- Structure: Regional knockout competition
- Teams: 13
- Winners: Oldham
- Runners-up: St Helens Recs

= 1924–25 Lancashire Cup =

The 1924–25 Lancashire Cup competition was the seventeenth in the history of this regional rugby league competition and the cup was won by Oldham who beat the holders and last year's winners St Helens Recs in the final at The Willows, Salford, by a score of 10–0. The attendance at the final was 15,000 and receipts £1,116.

== Background ==
The number of teams entering the competition remained at 13 which resulted in 3 byes in the first round.
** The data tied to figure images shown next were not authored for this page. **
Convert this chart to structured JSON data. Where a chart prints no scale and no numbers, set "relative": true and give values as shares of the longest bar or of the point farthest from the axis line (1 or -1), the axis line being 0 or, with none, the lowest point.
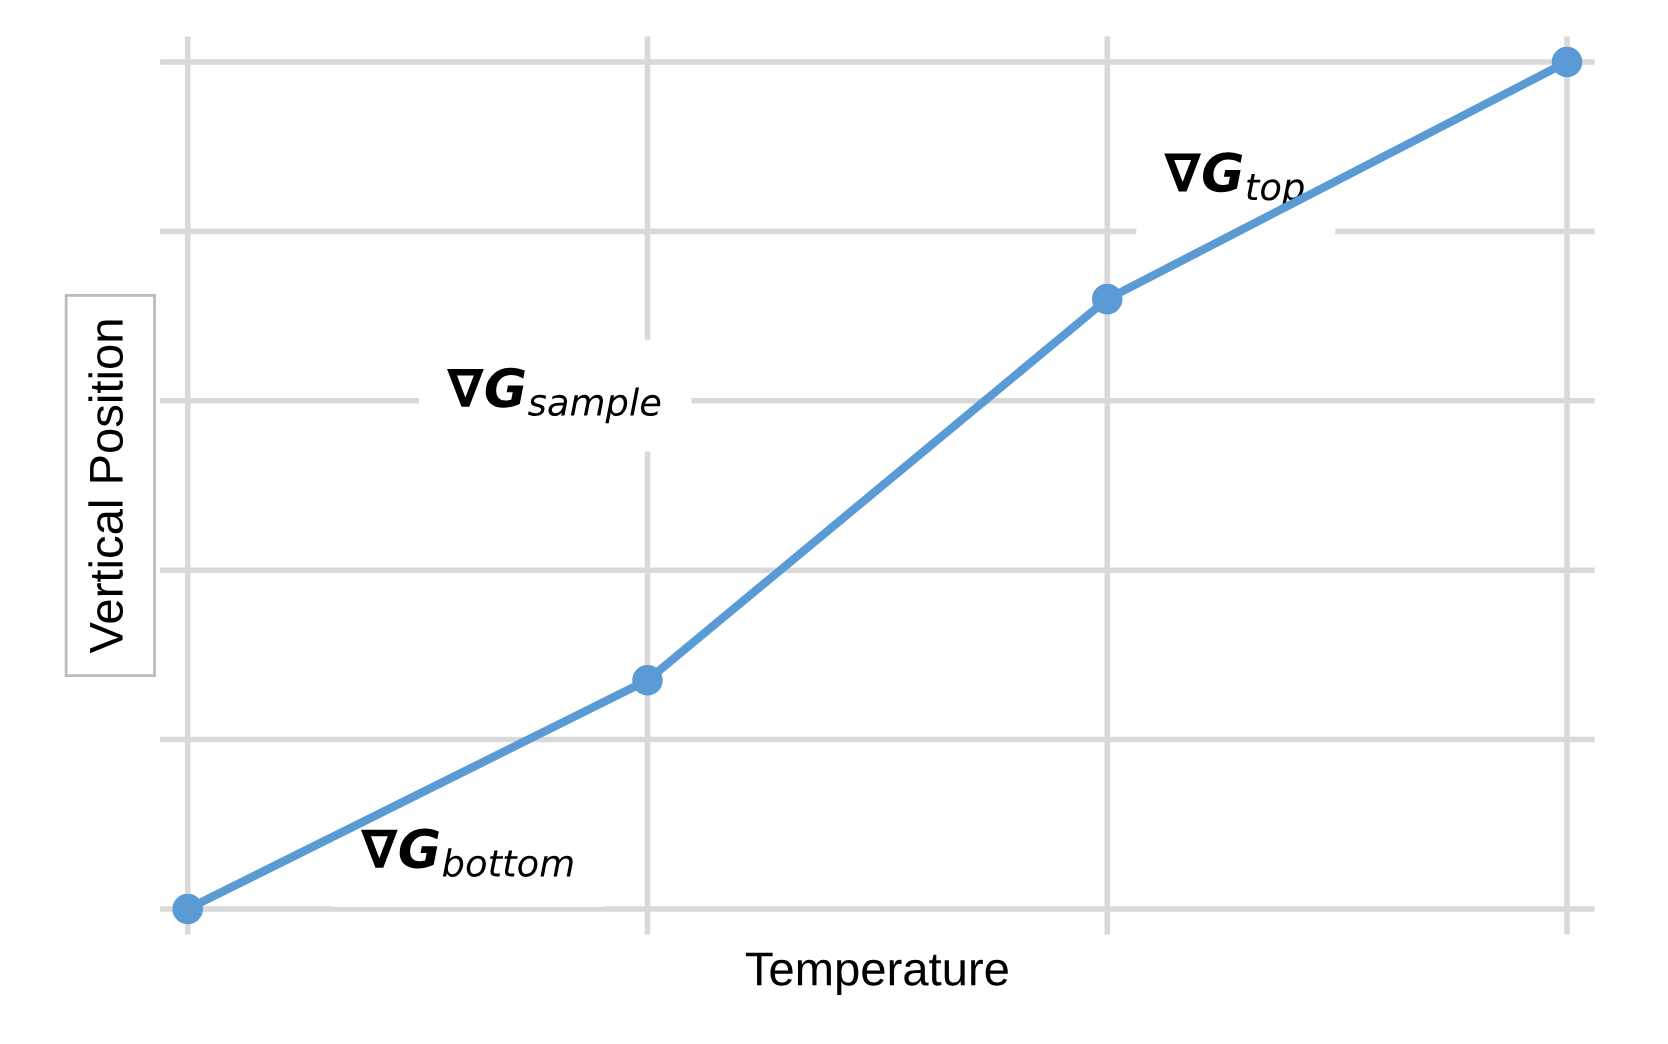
{
  "chart_data": {
    "type": "line",
    "relative": true,
    "xlabel": "Temperature",
    "ylabel": "Vertical Position",
    "categories": [
      null,
      null,
      null,
      null
    ],
    "series": [
      {
        "color": "#5b9bd5",
        "values": [
          0,
          0.27,
          0.72,
          1
        ]
      }
    ],
    "marker": "circle",
    "line_style": "solid",
    "grid": true,
    "tick_labels": false,
    "annotations": [
      "∇G$_{top}$",
      "∇G$_{sample}$",
      "∇G$_{bottom}$"
    ]
  }
}
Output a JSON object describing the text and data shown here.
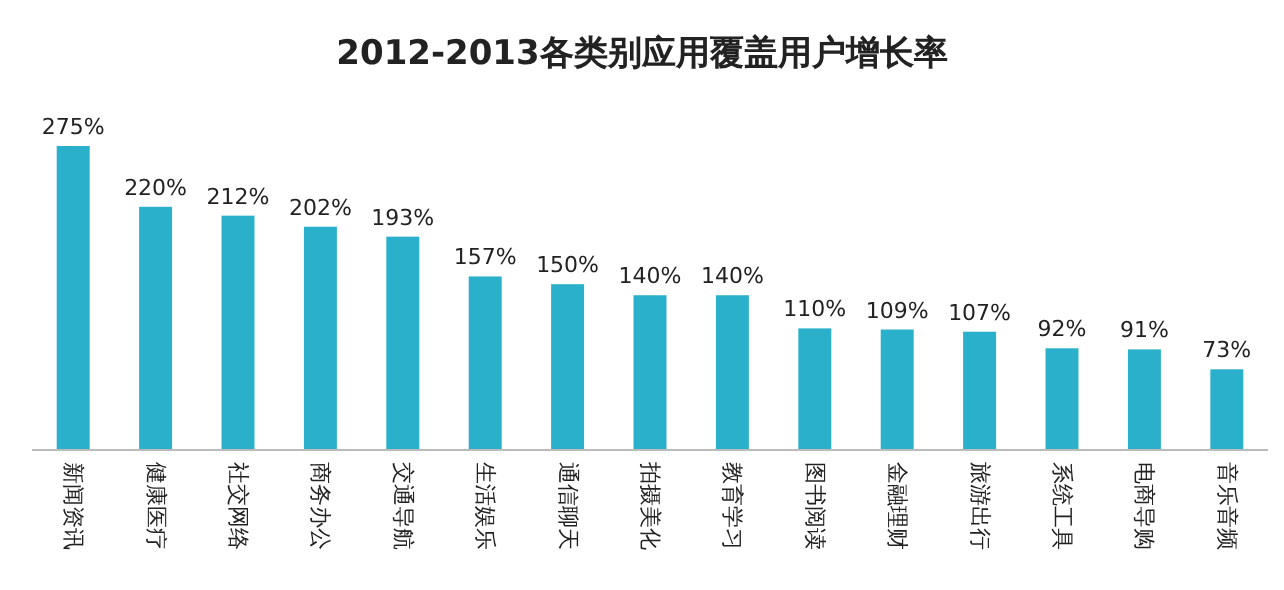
{
  "chart_data": {
    "type": "bar",
    "title": "2012-2013各类别应用覆盖用户增长率",
    "categories": [
      "新闻资讯",
      "健康医疗",
      "社交网络",
      "商务办公",
      "交通导航",
      "生活娱乐",
      "通信聊天",
      "拍摄美化",
      "教育学习",
      "图书阅读",
      "金融理财",
      "旅游出行",
      "系统工具",
      "电商导购",
      "音乐音频"
    ],
    "values": [
      275,
      220,
      212,
      202,
      193,
      157,
      150,
      140,
      140,
      110,
      109,
      107,
      92,
      91,
      73
    ],
    "value_labels": [
      "275%",
      "220%",
      "212%",
      "202%",
      "193%",
      "157%",
      "150%",
      "140%",
      "140%",
      "110%",
      "109%",
      "107%",
      "92%",
      "91%",
      "73%"
    ],
    "color": "#2bb0cb"
  }
}
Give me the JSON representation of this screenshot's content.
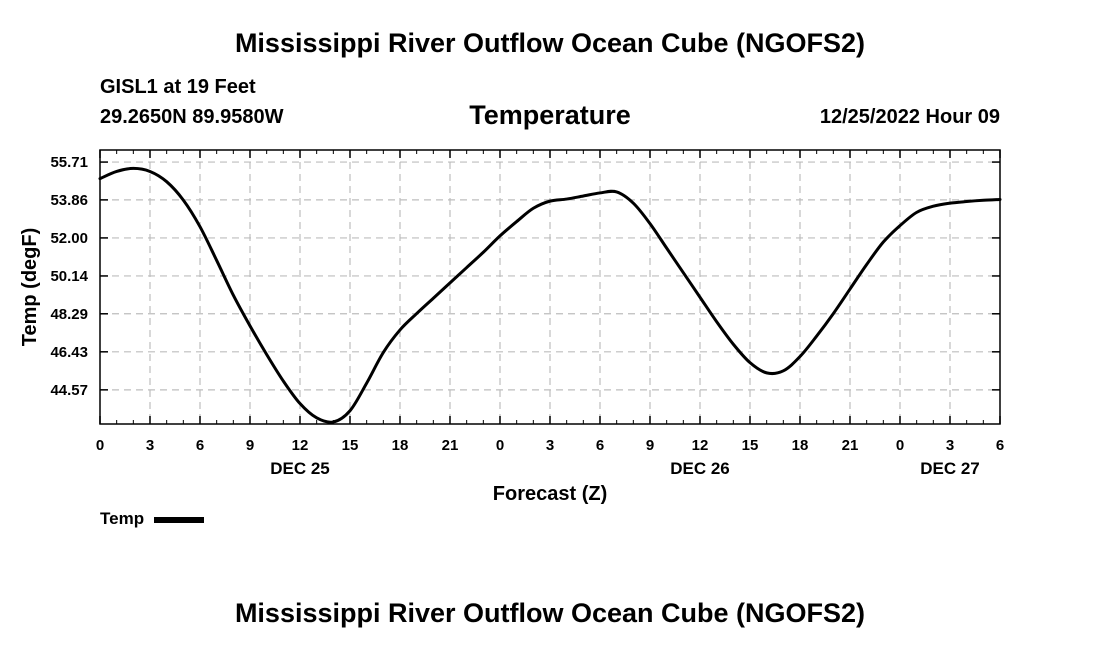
{
  "page_title": "Mississippi River Outflow Ocean Cube (NGOFS2)",
  "station": "GISL1 at 19 Feet",
  "coordinates": "29.2650N  89.9580W",
  "timestamp": "12/25/2022 Hour 09",
  "footer_title": "Mississippi River Outflow Ocean Cube (NGOFS2)",
  "chart_data": {
    "type": "line",
    "title": "Temperature",
    "xlabel": "Forecast (Z)",
    "ylabel": "Temp (degF)",
    "xlim": [
      0,
      54
    ],
    "ylim": [
      42.9,
      56.3
    ],
    "grid": true,
    "legend_position": "bottom-left",
    "x_ticks": [
      0,
      3,
      6,
      9,
      12,
      15,
      18,
      21,
      24,
      27,
      30,
      33,
      36,
      39,
      42,
      45,
      48,
      51,
      54
    ],
    "x_tick_labels": [
      "0",
      "3",
      "6",
      "9",
      "12",
      "15",
      "18",
      "21",
      "0",
      "3",
      "6",
      "9",
      "12",
      "15",
      "18",
      "21",
      "0",
      "3",
      "6"
    ],
    "day_labels": [
      {
        "x": 12,
        "label": "DEC 25"
      },
      {
        "x": 36,
        "label": "DEC 26"
      },
      {
        "x": 51,
        "label": "DEC 27"
      }
    ],
    "y_ticks": [
      44.57,
      46.43,
      48.29,
      50.14,
      52.0,
      53.86,
      55.71
    ],
    "y_tick_labels": [
      "44.57",
      "46.43",
      "48.29",
      "50.14",
      "52.00",
      "53.86",
      "55.71"
    ],
    "series": [
      {
        "name": "Temp",
        "color": "#000000",
        "x": [
          0,
          1,
          2,
          3,
          4,
          5,
          6,
          7,
          8,
          9,
          10,
          11,
          12,
          13,
          14,
          15,
          16,
          17,
          18,
          19,
          20,
          21,
          22,
          23,
          24,
          25,
          26,
          27,
          28,
          29,
          30,
          31,
          32,
          33,
          34,
          35,
          36,
          37,
          38,
          39,
          40,
          41,
          42,
          43,
          44,
          45,
          46,
          47,
          48,
          49,
          50,
          51,
          52,
          53,
          54
        ],
        "y": [
          54.9,
          55.25,
          55.4,
          55.25,
          54.75,
          53.85,
          52.55,
          50.9,
          49.2,
          47.7,
          46.3,
          45.0,
          43.9,
          43.2,
          43.0,
          43.55,
          44.9,
          46.4,
          47.5,
          48.3,
          49.05,
          49.8,
          50.55,
          51.3,
          52.1,
          52.8,
          53.45,
          53.8,
          53.9,
          54.05,
          54.2,
          54.25,
          53.7,
          52.7,
          51.5,
          50.3,
          49.1,
          47.9,
          46.8,
          45.9,
          45.4,
          45.5,
          46.2,
          47.2,
          48.3,
          49.5,
          50.7,
          51.8,
          52.6,
          53.25,
          53.55,
          53.7,
          53.78,
          53.84,
          53.88
        ]
      }
    ]
  },
  "legend": {
    "label": "Temp"
  }
}
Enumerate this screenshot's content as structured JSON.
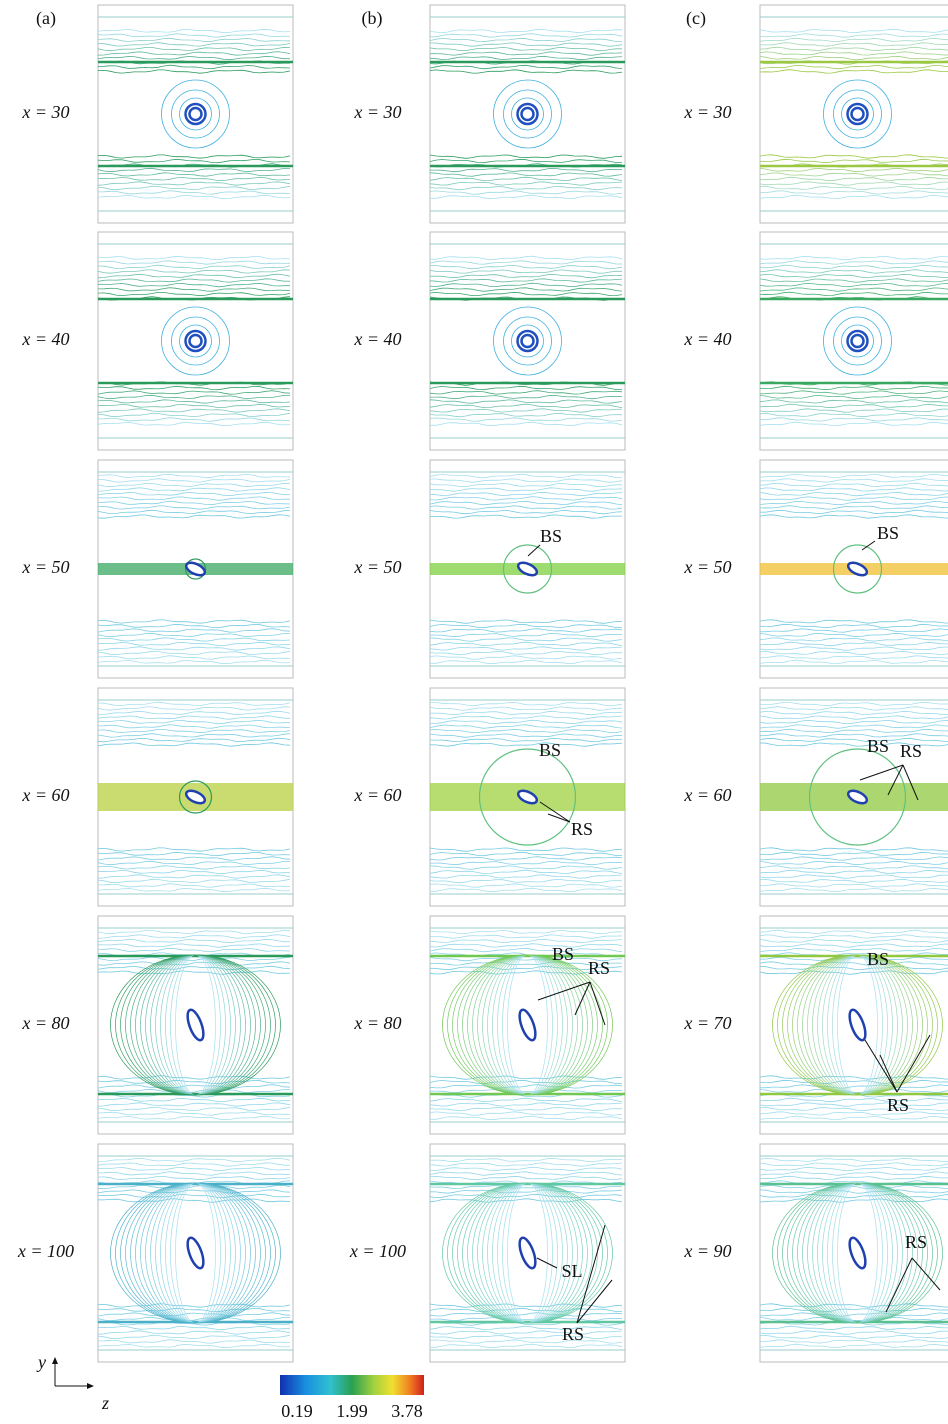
{
  "columns": [
    {
      "label": "(a)",
      "panels": [
        {
          "x_label": "x = 30",
          "annotations": []
        },
        {
          "x_label": "x = 40",
          "annotations": []
        },
        {
          "x_label": "x = 50",
          "annotations": []
        },
        {
          "x_label": "x = 60",
          "annotations": []
        },
        {
          "x_label": "x = 80",
          "annotations": []
        },
        {
          "x_label": "x = 100",
          "annotations": []
        }
      ]
    },
    {
      "label": "(b)",
      "panels": [
        {
          "x_label": "x = 30",
          "annotations": []
        },
        {
          "x_label": "x = 40",
          "annotations": []
        },
        {
          "x_label": "x = 50",
          "annotations": [
            "BS"
          ]
        },
        {
          "x_label": "x = 60",
          "annotations": [
            "BS",
            "RS"
          ]
        },
        {
          "x_label": "x = 80",
          "annotations": [
            "BS",
            "RS"
          ]
        },
        {
          "x_label": "x = 100",
          "annotations": [
            "SL",
            "RS"
          ]
        }
      ]
    },
    {
      "label": "(c)",
      "panels": [
        {
          "x_label": "x = 30",
          "annotations": []
        },
        {
          "x_label": "x = 40",
          "annotations": []
        },
        {
          "x_label": "x = 50",
          "annotations": [
            "BS"
          ]
        },
        {
          "x_label": "x = 60",
          "annotations": [
            "BS",
            "RS"
          ]
        },
        {
          "x_label": "x = 70",
          "annotations": [
            "BS",
            "RS"
          ]
        },
        {
          "x_label": "x = 90",
          "annotations": [
            "RS"
          ]
        }
      ]
    }
  ],
  "axes": {
    "vertical": "y",
    "horizontal": "z"
  },
  "colorbar": {
    "ticks": [
      0.19,
      1.99,
      3.78
    ]
  }
}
== Competition and results ==

=== Round 1 ===
Involved 5 matches (with three byes) and 13 clubs

| Game No | Fixture date | Home team |  | Score |  | Away team | Venue | Att | Rec | Notes | Ref |
| 1 | Sat 11 October 1924 | Leigh |  | 0–8 |  | Warrington | Mather Lane |  |  |  |  |
| 2 | Sat 11 October 1924 | St Helens Recs |  | 17–2 |  | Wigan | City Road |  |  |  |  |
| 3 | Sat 11 October 1924 | Rochdale Hornets |  | 8–0 |  | Swinton | Athletic Grounds |  |  |  |  |
| 4 | Sat 11 October 1924 | Salford |  | 5–3 |  | Wigan Highfield | The Willows |  |  |  |  |
| 5 | Sat 11 October 1924 | Widnes |  | 7–7 |  | St. Helens | Lowerhouse Lane |  |  |  |  |
| 6 |  | Barrow |  |  |  | bye |  |  |  |  |  |
| 7 |  | Broughton Rangers |  |  |  | bye |  |  |  |  |  |
| 8 |  | Oldham |  |  |  | bye |  |  |  |  |  |
Replay
| 9 | Wed 15 October 1924 | St. Helens |  | 19–5 |  | Widnes | Knowsley Road |  |  |  |  |

=== Round 2 – quarterfinals ===

| Game No | Fixture date | Home team |  | Score |  | Away team | Venue | Att | Rec | Notes | Ref |
|---|---|---|---|---|---|---|---|---|---|---|---|
| 1 | Sat 25 October 1924 | Barrow |  | 11–2 |  | Broughton Rangers | Little Park, Roose |  |  |  |  |
| 2 | Sat 25 October 1924 | Oldham |  | 11–5 |  | Rochdale Hornets | Watersheddings |  |  |  |  |
| 3 | Sat 25 October 1924 | St Helens Recs |  | 36–5 |  | Salford | City Road |  |  |  |  |
| 4 | Sat 25 October 1924 | St. Helens |  | 15–5 |  | Warrington | Knowsley Road |  |  |  |  |

=== Round 3 – semifinals ===

| Game No | Fixture date | Home team |  | Score |  | Away team | Venue | Att | Rec | Notes | Ref |
|---|---|---|---|---|---|---|---|---|---|---|---|
| 1 | Sat 8 November 1924 | Barrow |  | 5–7 |  | St Helens Recs | Little Park, Roose |  |  |  |  |
| 2 | Sat 8 November 1924 | St. Helens |  | 9–16 |  | Oldham | Knowsley Road |  |  |  |  |

=== Final ===

| Game No | Fixture date | Home team |  | Score |  | Away team | Venue | Att | Rec | Notes | Ref |
|---|---|---|---|---|---|---|---|---|---|---|---|
|  | Saturday 22 November 1924 | Oldham |  | 10–0 |  | St Helens Recs | The Willows | 15000 | £1,116 | 1 |  |

====Teams and scorers ====

| Oldham | № | St Helens Recs |
|---|---|---|
|  | teams |  |
| Ernie Knapman | 1 |  |
|  | 2 |  |
| Evan Davies | 3 |  |
| Sid Rix | 4 |  |
| Joe Corsi | 5 |  |
|  | 6 |  |
|  | 7 |  |
| Herman Hilton | 8 |  |
|  | 9 |  |
| Bob Sloman | 10 | Henry 'Harry' Grundy |
| Rothwell Marlor | 11 | Frank Bowen |
| Albert Brough | 12 |  |
| George Hesketh | 13 |  |
| 10 | score | 0 |
| 5 | HT | 0 |
|  | Scorers |  |
|  | Tries |  |
|  | T |  |
|  | T |  |
|  | Goals |  |
|  | G |  |
|  | G |  |
|  | Drop Goals |  |
|  | DG |  |
| Referee |  |  |

Scoring – Try = three (3) points – Goal = two (2) points – Drop goal = two (2) points

== See also ==
- 1924–25 Northern Rugby Football League season

== Notes==

- 1 The Willows was the home ground of Salford.